Chief Justice Marsha Ternus issued a memo to judicial officers and judicial branch staff that "a reduction in our workforce is unavoidable" given that 95 percent of the court system budget is personnel-related costs and the court must cut $16 million to meet a 10 percent reduction in state spending ordered by Gov. Chet Culver last week.
"None of our options for reducing expenses are good," Ternus said in her memo. "The cuts are so deep that our organization may not look the same after the required reductions are implemented."
MORE AND MORE COLLEGES AS WELL....
VICTORVILLE • Victor Valley College’s Board of Trustees is slated to approve its annual budget on Tuesday, finalizing a slew of cuts to student services, several layoffs and other costsavings measures.
Despite pleas against the action by students and staff, VVC trustees voted 4-1 in August to eliminate up to 28 positions and slash funding for programs that serve students with learning disabilities, low incomes, childcare needs and more.
NOW COMPANIES ARE CUTTING 1/3 OF WORKFORCE AT A TIME.....
Studio-backed startup ZillionTV, which is developing an Internet-to-the-TV service, has reportedly laid off almost one-third of its work force.

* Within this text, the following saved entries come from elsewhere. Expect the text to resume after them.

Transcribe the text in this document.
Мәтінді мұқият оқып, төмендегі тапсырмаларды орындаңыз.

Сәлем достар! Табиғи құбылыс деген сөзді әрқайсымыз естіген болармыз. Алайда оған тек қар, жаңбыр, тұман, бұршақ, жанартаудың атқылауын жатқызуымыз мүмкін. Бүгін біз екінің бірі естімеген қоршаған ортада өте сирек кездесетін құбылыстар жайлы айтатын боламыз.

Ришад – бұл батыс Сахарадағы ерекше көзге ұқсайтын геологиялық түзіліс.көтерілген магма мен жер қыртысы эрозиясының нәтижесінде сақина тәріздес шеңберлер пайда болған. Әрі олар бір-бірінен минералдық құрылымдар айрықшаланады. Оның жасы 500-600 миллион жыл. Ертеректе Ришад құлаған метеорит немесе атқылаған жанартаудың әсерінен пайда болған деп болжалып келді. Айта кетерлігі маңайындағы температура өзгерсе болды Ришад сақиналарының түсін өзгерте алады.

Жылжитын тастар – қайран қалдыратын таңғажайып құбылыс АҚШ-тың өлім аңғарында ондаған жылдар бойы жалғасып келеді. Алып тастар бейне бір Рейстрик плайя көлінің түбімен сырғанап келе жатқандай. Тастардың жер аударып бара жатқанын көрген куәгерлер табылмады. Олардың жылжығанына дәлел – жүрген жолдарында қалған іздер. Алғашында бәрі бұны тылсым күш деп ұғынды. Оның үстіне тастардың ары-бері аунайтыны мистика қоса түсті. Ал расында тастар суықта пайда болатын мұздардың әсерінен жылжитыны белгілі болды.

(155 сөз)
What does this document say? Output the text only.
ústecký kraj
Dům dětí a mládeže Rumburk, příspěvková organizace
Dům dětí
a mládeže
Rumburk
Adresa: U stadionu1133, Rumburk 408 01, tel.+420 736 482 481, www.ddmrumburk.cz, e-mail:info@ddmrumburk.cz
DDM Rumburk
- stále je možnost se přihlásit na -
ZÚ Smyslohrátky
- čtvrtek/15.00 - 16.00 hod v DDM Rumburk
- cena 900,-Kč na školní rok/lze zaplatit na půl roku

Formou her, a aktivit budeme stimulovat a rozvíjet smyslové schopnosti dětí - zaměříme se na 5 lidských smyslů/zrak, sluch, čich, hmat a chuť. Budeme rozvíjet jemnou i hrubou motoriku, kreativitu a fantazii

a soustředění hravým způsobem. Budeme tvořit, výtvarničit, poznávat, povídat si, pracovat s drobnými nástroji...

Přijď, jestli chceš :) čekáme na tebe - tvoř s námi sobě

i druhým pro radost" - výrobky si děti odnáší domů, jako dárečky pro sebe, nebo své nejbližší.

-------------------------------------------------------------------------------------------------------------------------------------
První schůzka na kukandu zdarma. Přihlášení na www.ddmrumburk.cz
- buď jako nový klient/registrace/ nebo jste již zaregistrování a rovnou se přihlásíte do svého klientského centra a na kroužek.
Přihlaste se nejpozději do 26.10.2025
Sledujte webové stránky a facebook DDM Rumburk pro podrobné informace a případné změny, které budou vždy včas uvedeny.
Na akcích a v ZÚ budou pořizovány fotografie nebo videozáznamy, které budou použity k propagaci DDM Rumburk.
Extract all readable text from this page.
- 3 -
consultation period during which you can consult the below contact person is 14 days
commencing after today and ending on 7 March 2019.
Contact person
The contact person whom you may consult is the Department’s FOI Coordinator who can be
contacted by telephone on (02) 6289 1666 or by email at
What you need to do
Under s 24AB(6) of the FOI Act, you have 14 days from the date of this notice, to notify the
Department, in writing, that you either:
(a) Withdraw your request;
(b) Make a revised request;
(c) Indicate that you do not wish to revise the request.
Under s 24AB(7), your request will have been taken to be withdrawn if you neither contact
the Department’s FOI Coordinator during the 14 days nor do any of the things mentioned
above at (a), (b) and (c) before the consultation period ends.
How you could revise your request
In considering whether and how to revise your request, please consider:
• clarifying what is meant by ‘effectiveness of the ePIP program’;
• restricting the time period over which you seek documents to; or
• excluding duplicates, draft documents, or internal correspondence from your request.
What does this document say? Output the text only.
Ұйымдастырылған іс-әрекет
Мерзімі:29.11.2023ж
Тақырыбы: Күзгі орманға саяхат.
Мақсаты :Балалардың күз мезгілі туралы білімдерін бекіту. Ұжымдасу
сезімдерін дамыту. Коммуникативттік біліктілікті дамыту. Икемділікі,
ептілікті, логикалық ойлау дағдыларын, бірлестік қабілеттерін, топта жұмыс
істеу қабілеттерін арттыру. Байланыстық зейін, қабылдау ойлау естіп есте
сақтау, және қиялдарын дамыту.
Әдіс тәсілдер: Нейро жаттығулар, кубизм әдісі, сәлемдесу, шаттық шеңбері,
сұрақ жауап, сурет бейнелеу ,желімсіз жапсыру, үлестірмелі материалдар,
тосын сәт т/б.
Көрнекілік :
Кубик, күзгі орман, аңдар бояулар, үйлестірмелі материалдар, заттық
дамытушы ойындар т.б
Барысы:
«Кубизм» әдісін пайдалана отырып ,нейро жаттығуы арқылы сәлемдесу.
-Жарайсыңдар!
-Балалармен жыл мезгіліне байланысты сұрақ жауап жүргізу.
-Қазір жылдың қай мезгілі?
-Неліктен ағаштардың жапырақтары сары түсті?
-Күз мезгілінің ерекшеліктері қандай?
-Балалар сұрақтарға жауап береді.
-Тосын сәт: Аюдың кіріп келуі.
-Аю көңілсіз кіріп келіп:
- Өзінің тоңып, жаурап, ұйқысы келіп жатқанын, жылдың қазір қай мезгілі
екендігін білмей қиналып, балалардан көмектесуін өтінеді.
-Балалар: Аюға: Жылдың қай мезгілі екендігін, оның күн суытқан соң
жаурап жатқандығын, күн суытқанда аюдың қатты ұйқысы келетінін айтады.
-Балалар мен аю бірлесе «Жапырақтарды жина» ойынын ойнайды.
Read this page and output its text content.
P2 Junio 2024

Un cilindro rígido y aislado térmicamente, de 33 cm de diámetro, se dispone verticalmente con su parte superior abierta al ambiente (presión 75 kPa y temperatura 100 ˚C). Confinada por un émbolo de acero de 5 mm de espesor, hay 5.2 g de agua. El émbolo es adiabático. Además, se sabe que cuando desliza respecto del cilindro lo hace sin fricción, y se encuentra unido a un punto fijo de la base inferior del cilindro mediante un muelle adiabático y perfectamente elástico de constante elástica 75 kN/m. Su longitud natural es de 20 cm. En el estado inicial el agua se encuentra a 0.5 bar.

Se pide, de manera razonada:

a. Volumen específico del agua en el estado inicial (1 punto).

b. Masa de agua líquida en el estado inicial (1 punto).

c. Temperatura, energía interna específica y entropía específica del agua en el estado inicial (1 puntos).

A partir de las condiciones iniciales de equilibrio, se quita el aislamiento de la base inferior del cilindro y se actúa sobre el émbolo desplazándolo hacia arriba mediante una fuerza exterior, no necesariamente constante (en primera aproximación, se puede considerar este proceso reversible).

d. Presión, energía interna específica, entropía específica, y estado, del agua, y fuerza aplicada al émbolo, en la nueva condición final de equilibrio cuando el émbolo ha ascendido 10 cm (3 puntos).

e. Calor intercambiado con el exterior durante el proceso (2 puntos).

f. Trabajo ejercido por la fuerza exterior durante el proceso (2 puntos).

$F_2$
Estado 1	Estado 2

"As a result of our expanded go-to-market market strategy announced last month, the company has realigned its resources to support this growth," ZillionTV senior vice president of global marketing Liz Davidoff said in an e-mailed statement.
The Sunnyvale, Calif.-based company -- backed by Walt Disney Co., 20th Century Fox Television, NBC Universal, Sony and Warner Bros. -- had previously reported having about 100 employees.
More than 80% of top economists believe that the recession that started almost two years ago is finally over. But most don't expect meaningful improvement in jobs, credit or housing for months to come.
That's according to a survey released Monday by the National Association for Business Economics (NABE). The group asked 43 top economists last month if they believe the battered U.S. economy has pulled out of the worst U.S. downturn since World War II. Those surveyed include economists from leading Wall Street firms and major corporations, as well as from highly respected universities and research firms.
Thirty-five respondents, or 81%, believe the recovery has begun. Only four, or 9%, believe the economy is still in a recession. The other four say they're uncertain.